Pesantren sebagai sekolah yang berasrama boleh kita sebut dekat dengan masyarakat lingkungannya. Bahkan, sejak lembaga pendidikan keagamaan itu hadir di tengah masyarakat, langsung berkomitmen sebagai miliknya masyarakat.
Sehingga kegiatan sosial kemasyarakatan di pesantren itu, selalu ada dan terlibat masyarakat. Begitu cara ulama dan guru dalam membangun dunia pendidikan berasrama.
Lima tahun saya menuntut ilmu di Pesantren Darul Ulum Padang Magek, Kabupaten Tanah Datar, sangat terasa sekali hubungan emosional yang kuat antara pesantren dan masyarakat.
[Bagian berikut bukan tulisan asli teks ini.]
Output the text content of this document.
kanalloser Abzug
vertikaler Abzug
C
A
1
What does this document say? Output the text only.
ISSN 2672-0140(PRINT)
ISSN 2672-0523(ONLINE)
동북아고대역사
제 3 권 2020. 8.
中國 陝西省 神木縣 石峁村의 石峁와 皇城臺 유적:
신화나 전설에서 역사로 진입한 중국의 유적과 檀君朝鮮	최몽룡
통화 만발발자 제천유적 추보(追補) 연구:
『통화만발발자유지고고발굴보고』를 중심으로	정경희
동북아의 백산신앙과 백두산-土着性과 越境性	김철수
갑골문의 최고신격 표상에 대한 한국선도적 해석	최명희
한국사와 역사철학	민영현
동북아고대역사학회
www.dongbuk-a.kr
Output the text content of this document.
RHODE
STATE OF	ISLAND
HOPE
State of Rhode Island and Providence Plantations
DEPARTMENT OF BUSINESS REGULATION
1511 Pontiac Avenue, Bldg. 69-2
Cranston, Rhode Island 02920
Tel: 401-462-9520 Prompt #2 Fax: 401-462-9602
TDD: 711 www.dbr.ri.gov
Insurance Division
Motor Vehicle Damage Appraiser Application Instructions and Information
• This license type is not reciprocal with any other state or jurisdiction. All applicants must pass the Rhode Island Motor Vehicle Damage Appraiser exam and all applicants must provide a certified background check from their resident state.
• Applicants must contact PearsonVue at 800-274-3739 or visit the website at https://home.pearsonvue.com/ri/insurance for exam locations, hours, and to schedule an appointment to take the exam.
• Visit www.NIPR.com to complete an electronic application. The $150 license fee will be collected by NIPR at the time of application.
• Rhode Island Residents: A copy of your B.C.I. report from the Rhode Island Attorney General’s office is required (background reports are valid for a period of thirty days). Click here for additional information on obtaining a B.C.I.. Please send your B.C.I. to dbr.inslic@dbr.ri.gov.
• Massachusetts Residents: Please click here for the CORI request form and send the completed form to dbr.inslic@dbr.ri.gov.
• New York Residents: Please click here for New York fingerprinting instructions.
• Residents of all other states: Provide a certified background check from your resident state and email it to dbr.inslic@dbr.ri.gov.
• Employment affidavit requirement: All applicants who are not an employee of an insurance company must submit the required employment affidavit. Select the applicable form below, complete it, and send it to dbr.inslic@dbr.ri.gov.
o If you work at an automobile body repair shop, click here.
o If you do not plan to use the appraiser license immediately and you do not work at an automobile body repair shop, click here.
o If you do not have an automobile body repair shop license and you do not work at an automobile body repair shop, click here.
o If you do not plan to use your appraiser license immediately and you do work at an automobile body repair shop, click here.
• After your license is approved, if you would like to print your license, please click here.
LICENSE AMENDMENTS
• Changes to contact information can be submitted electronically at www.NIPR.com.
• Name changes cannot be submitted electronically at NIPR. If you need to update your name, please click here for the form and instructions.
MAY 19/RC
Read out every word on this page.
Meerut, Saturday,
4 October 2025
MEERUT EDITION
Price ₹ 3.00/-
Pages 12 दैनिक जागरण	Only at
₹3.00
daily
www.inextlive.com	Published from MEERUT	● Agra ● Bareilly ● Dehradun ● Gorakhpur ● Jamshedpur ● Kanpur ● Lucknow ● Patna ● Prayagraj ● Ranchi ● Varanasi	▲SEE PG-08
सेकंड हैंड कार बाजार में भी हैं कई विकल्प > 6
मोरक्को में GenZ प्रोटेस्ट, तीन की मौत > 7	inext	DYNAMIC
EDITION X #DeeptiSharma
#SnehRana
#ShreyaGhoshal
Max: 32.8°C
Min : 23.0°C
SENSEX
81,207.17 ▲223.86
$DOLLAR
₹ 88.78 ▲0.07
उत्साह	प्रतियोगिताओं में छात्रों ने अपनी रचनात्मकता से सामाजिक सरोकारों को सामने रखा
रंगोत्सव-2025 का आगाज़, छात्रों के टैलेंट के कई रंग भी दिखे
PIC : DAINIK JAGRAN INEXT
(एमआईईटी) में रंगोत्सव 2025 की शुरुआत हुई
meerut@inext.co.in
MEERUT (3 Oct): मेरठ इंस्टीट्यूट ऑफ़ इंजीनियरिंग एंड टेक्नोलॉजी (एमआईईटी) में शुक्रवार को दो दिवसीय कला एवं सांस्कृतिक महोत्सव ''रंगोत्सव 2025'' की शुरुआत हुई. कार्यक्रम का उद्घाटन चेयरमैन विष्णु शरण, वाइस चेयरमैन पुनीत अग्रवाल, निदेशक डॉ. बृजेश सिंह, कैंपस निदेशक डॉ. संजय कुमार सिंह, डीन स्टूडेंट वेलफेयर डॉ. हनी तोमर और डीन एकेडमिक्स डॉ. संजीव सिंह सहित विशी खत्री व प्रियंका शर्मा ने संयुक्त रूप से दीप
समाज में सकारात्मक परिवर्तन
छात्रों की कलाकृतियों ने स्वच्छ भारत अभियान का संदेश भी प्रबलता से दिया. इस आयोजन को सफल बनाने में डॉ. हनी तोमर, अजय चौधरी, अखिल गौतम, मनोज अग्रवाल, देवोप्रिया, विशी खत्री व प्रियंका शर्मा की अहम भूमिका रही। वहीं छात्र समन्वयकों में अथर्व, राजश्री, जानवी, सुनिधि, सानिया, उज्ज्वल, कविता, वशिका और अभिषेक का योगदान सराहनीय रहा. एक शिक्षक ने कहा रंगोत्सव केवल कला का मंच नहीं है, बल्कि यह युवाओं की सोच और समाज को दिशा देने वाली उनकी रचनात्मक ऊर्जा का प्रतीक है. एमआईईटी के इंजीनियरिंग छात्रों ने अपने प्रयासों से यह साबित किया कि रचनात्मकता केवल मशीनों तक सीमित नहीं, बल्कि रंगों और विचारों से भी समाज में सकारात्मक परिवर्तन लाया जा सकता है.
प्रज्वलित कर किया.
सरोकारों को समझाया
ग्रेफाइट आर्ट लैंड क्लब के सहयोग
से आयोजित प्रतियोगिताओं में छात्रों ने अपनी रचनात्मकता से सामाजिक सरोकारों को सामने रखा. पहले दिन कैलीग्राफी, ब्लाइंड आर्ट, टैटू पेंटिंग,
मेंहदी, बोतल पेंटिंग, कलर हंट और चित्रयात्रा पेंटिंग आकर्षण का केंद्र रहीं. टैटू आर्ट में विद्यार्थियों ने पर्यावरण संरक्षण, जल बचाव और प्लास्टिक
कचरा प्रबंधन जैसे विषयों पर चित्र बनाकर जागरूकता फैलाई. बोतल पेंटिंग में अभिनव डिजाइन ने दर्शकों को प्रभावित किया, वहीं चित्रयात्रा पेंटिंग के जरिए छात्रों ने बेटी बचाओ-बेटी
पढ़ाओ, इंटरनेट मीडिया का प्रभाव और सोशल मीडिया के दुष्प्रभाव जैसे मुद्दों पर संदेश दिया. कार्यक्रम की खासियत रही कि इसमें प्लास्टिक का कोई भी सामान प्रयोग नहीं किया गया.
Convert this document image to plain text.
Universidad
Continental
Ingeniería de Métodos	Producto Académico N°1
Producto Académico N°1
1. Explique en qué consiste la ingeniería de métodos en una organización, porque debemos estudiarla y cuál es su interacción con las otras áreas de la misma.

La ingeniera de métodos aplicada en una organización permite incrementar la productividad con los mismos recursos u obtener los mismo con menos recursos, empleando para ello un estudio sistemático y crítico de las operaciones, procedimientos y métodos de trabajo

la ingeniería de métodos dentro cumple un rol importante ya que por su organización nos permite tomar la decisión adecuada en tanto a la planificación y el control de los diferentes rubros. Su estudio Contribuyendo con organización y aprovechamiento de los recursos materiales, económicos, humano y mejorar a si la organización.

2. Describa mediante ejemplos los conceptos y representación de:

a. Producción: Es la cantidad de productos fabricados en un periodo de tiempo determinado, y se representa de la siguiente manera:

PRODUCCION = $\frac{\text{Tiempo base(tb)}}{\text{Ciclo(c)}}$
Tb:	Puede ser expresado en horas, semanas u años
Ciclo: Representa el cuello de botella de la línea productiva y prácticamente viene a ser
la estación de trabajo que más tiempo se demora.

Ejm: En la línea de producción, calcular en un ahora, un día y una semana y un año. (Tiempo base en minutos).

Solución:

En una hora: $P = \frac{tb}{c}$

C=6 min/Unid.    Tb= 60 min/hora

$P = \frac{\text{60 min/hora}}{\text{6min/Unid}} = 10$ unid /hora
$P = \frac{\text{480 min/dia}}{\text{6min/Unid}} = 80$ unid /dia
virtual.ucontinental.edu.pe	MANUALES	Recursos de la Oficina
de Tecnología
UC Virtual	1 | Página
Masyarakat setempat malah merasakan rasa merantau pula ketika ikut jadi santri ketika malam hari. Ikut semua kegiatan, terutama malam, dan sampai pula tinggal di asrama.
Dalam pelajaran muhadarah, santri anak kampung ini tak mau tidak diikutkan. Mereka minta diberlakukan sama dengan santri, meskipun mengajinya hanya di malam hari.
Mengaji pagi, siang mereka tak bisa ikut lantaran masih sekolah di sekolah umum. Dan di Padang Magek kondisi demikian terbangun dengan sangat baik, ikut dinamika santri, ketika ada musyawarah pemilihan organisasi santri.
Musim liburan panjang, waktu tahun 1990 an itu bulan puasa liburan panjang. Umumnya santri pulang kampung. Namun, sebagian ada yang memilih tinggal dan beribadah di pesantren.
Enaknya mengisi waktu liburan di pesantren itu, kita tak perlu memikirkan makan berbuka dan sahur. Semua rumah masyarakat itu bergantian menyediakan menu buka puasa dan santap sahur.
Kita tak tahu cara masyarakat mengatur waktunya. Yang jelas, besok mau sahur, sudah dikasih tahu bahwa sahur di rumah Amak itu.
Lalu, buka puasa di rumah lain lagi. Begitu seterusnya. Seluruh santri dan guru yang tinggal di pesantren selama Ramadhan tak diperkenankan memasak oleh masyarakat.